Direktorat Tindak Pidana Narkoba (Dittipidnarkoba) Bareskrim Polri mengumumkan bahwa etomidate kini resmi tergolong sebagai narkotika golongan II. Keputusan ini berdasarkan Peraturan Menteri Kesehatan Nomor 15 Tahun 2025 yang mulai berlaku pada 21 November 2025.
Baca juga: Pemecatan Anggota Polri Terkait Kecelakaan Maut Ojol
Sebagai salah satu obat anestesi yang disalahgunakan, pengklasifikasian ini memberikan dasar hukum baru bagi penegak hukum untuk menindak pengguna dan pengedar etomidate.
Regulasi Baru dan Langkah Penegakan Hukum
Dengan resmi dimasukannya etomidate ke dalam daftar narkotika, aparat penegak hukum kini memiliki dasar hukum yang lebih jelas. Brigjen Pol Eko Hadi Santoso dari Dirtipidnarkoba Bareskrim Polri menjelaskan bahwa sebelumnya etomidate tidak termasuk dalam kategori narkotika, sehingga ruang penindakannya sangat terbatas.
Eko menyatakan, "Jadi penindakan masih pakai UU Kesehatan dan hanya bisa dikenakan pada pengedar atau produsen, pengguna tidak bisa dikenakan UU Kesehatan." Namun, regulasi baru ini memungkinkan pengguna untuk dikenakan UU Narkotika dan berpotensi direhabilitasi.
Perubahan klasifikasi ini diharapkan membuat penegakan hukum menjadi lebih efektif. Eko menjelaskan lebih lanjut, "Sekarang sudah masuk golongan narkotika, jadi pengguna bisa dikenakan UU Narkotika, rehab."
Baca juga: Liburan Sendirian di Kota-Kota Terbaik Indonesia
Peringatan Kapolri Terhadap Tren Penyalahgunaan
Kapolri Jenderal Listyo Sigit Prabowo sebelumnya telah mengingatkan tentang adanya tren baru terkait penyalahgunaan ketamin dan etomidate. Dalam sebuah pemusnahan narkoba, ia menekankan, "Saat ini telah terjadi tren baru, yang cukup mengkhawatirkan."
Kapolri merinci cara penyalahgunaan kedua zat tersebut, di mana ketamin disalahgunakan dengan cara dihirup, sementara etomidate dicampurkan dengan liquid vape dan dihisap. Tanpa adanya aturan yang jelas, pengguna zat ini sebelumnya tidak dapat dipidana.
Oleh karena itu, Polri telah berkoordinasi dengan Kementerian Kesehatan untuk menyusun regulasi yang lebih ketat dalam menangani penyalahgunaan ketamin dan etomidate.
Implikasi Masuknya Etomidate dalam Klasifikasi Narkotika
Dengan ditetapkannya etomidate sebagai narkotika golongan II, penegakan hukum kini telah memiliki payung hukum yang kuat. Hal ini sekaligus membuka jalan bagi rehabilitasi terhadap pengguna yang terlanjur terpapar dengan zat berbahaya tersebut.

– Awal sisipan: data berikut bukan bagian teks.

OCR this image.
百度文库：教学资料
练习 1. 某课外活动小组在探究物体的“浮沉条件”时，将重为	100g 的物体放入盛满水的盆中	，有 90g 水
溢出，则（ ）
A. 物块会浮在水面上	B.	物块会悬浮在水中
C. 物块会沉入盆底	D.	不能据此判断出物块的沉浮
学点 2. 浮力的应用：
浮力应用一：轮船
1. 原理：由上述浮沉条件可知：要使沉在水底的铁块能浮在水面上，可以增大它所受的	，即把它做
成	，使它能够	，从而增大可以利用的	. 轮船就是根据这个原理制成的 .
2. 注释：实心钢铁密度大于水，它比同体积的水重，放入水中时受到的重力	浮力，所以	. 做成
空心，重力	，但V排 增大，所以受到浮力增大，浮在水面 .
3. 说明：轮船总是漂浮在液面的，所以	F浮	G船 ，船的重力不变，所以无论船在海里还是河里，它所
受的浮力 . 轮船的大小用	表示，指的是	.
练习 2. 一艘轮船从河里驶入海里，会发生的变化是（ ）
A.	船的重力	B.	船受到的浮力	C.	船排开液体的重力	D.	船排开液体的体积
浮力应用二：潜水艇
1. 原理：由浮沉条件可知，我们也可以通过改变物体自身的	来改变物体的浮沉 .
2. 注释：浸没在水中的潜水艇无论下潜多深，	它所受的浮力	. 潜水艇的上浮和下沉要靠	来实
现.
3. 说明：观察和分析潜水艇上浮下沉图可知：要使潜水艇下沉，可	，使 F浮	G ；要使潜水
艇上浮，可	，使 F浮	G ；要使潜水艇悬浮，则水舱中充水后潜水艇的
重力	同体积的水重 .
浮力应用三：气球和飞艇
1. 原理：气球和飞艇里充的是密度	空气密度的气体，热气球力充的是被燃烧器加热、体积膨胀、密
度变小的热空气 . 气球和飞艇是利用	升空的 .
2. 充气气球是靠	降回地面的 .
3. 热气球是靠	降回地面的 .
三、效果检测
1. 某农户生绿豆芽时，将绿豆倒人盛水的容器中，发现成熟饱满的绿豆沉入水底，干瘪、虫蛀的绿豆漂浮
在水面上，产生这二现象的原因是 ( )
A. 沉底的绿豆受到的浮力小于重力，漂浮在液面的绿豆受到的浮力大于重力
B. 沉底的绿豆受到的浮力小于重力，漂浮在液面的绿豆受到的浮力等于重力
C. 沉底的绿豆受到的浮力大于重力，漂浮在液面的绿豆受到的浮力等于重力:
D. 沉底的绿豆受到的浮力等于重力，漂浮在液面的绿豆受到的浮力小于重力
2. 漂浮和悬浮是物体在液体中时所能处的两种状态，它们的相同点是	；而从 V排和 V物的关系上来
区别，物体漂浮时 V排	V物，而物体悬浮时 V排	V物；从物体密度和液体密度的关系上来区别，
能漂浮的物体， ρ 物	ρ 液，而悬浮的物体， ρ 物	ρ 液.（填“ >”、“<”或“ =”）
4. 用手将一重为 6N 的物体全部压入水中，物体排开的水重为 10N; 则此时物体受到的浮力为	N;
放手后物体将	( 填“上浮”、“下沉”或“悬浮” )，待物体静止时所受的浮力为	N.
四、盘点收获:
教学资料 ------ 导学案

Kapolri menegaskan, "Tujuannya agar tiap bentuk penyalahgunaannya dapat diproses hukum." Ini menunjukkan komitmen kepolisian dalam memperkuat upaya pencegahan dan penanganan penyalahgunaan obat terlarang.
Regulasi baru ini diharapkan dapat menurunkan angka penyalahgunaan etomidate di masyarakat, sehingga dapat mencegah dampak negatif yang ditimbulkan.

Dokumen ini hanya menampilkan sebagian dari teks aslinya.